Czars, Bullets and Hard Lines.
1928 the last days of silent films (The Jazz Singer 1927 being first sound synced film) sees director Josef von Sternberg (Shanghai Express) bring us a tale of two different worlds, that of Czarist Russia and that of Hollywood USA. Where a Director is looking for his next extra and suddenly recognises a face from his past. This is #146 in the Masters of Cinema release from Eureka (See Special Features below).
Hollywood 1928 and big time director Leo Andreyev (William Powell, The Great Ziegfeld) at Eureka Film studio is looking through piles of photos of Russian actors and extras for his next epic film about the Russian revolution. His frustration shows as he flicks through the photos, disgruntled at the lack of talent to fit the character he has in mind until he comes across a photo that sparks something in him.
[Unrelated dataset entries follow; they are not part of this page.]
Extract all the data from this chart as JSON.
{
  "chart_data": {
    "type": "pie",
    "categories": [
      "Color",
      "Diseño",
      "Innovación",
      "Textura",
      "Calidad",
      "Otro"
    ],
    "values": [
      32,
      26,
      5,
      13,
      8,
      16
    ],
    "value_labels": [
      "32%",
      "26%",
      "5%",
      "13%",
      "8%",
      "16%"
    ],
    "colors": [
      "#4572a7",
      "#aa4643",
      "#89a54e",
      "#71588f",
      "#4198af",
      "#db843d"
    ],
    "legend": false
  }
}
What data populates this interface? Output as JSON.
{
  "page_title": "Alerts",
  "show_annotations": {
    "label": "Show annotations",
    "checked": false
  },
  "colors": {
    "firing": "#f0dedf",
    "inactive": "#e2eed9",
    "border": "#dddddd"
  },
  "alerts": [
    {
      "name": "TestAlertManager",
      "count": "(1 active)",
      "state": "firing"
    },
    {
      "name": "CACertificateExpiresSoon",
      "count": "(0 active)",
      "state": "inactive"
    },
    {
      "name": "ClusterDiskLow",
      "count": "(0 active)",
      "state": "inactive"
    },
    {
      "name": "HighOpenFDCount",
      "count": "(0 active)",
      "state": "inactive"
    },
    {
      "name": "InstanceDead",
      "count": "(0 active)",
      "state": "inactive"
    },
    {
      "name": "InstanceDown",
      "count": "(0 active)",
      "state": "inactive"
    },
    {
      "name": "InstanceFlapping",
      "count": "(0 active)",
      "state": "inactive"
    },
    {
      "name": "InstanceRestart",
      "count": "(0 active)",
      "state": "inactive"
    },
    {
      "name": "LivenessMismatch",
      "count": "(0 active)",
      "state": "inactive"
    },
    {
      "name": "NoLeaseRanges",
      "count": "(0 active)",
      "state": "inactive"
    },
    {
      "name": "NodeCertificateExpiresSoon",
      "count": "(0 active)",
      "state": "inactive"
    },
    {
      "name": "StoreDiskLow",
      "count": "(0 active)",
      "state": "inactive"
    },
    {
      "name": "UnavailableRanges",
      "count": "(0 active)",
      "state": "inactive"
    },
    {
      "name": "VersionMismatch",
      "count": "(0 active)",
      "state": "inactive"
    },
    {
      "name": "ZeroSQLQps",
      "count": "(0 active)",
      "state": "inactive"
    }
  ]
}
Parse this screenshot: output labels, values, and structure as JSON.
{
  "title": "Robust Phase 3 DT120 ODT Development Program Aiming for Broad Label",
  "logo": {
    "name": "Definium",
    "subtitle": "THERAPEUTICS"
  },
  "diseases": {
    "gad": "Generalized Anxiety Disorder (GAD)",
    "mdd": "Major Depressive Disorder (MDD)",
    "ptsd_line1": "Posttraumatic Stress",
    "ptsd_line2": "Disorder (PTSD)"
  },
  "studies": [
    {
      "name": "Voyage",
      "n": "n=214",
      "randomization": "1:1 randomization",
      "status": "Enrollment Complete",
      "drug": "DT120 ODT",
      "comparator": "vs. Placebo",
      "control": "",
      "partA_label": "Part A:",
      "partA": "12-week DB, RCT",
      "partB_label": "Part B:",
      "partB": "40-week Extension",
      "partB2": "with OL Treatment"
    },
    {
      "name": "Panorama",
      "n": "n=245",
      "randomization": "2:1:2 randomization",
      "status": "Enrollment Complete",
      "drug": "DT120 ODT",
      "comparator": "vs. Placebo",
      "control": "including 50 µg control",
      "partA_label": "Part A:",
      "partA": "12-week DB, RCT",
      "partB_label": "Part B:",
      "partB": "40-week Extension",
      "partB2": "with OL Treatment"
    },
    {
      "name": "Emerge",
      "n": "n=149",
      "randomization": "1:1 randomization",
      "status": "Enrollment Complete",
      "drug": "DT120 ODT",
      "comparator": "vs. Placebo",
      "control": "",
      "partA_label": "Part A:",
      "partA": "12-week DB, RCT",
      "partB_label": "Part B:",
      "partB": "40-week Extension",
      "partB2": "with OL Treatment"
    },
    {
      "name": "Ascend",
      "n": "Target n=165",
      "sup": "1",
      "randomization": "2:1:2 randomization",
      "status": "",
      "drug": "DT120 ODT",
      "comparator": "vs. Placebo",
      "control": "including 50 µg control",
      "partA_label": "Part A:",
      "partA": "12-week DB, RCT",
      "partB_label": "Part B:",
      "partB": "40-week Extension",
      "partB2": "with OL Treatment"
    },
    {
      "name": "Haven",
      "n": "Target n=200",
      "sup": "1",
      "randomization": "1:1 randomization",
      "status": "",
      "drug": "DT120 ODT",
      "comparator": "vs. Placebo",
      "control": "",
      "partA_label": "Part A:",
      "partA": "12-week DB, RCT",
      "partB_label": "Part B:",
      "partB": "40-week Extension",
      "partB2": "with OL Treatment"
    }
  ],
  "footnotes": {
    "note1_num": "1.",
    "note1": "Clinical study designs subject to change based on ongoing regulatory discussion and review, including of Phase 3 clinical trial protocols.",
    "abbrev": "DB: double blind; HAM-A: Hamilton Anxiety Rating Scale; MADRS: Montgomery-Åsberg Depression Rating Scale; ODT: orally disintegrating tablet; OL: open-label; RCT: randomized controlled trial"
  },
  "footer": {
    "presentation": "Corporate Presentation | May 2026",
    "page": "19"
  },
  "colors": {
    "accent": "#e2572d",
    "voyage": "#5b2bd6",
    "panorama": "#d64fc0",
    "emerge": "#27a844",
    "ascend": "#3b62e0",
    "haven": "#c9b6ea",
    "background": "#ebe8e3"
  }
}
Sergius Alexander lives in a one room apartment. A man of no means in these beleaguered times, he appears to be a doddery old man with a head twitch. He takes the phone call in the hallway and is told to be at the studio at six am ready for outfitting and filming.
Sergius is outfitted at different windows with uniform, boots, hat and sword, he and everybody else is off to do their make up.
Whilst in the make up room his head twitching starts to annoy one of the other extras and when Sergius puts on a medal that he says was given to him by the Czar of Russia, they make fun of him and ask why he has the facial tick and this starts off a flashback to Russia 1917.
Grand Duke Sergius Alexander is the cousin of the Czar of Russia and the head of Russian army which is fighting on a two thousand mile front. The army is worn down and moth eaten as the revolutionary’s have captured their supply lines.
The Grand Duke loves his country and hates the idea of these revolutionists taking over his motherland and then two of the most wanted are found during a routine passport screening
They are Lev Andreyev (Powell) and Natalie Dabrova (Evelyn Brent, The Seventh Victim). He is the leader of the Kief Imperial Theatre and she is his leading lady. Sergius demands to know why he isn’t in uniform, ‘weak lungs’ is the answer. Disgusted at this, he strikes the man with his whip and has him arrested. But Natalie is a different prospect as he takes a liking to the pretty revolutionist.
The rest as they say is history. This is a brilliant slice of history and Jennings deserves the very first Academy award for Best Actor in a Leading Role and Evelyn shows her fervour as the lead of the revolution.
“If he does it again – remove the coat and shoot the contents!”
Special Features confirmed as:
· High-definition presentation on the Blu-ray
· Original organ score by Gaylord Carter (uncompressed on the Blu-ray)
· New video interview with critic Tony Rayns
· Sternberg Till ‘29, a video essay by scholar Tag Gallagher
· A 32-page booklet featuring an excerpt from von Sternberg’s autobiography Fun in a Chinese Laundry, two original reviews from 1928, a 1929 profile of Jannings, and archival images.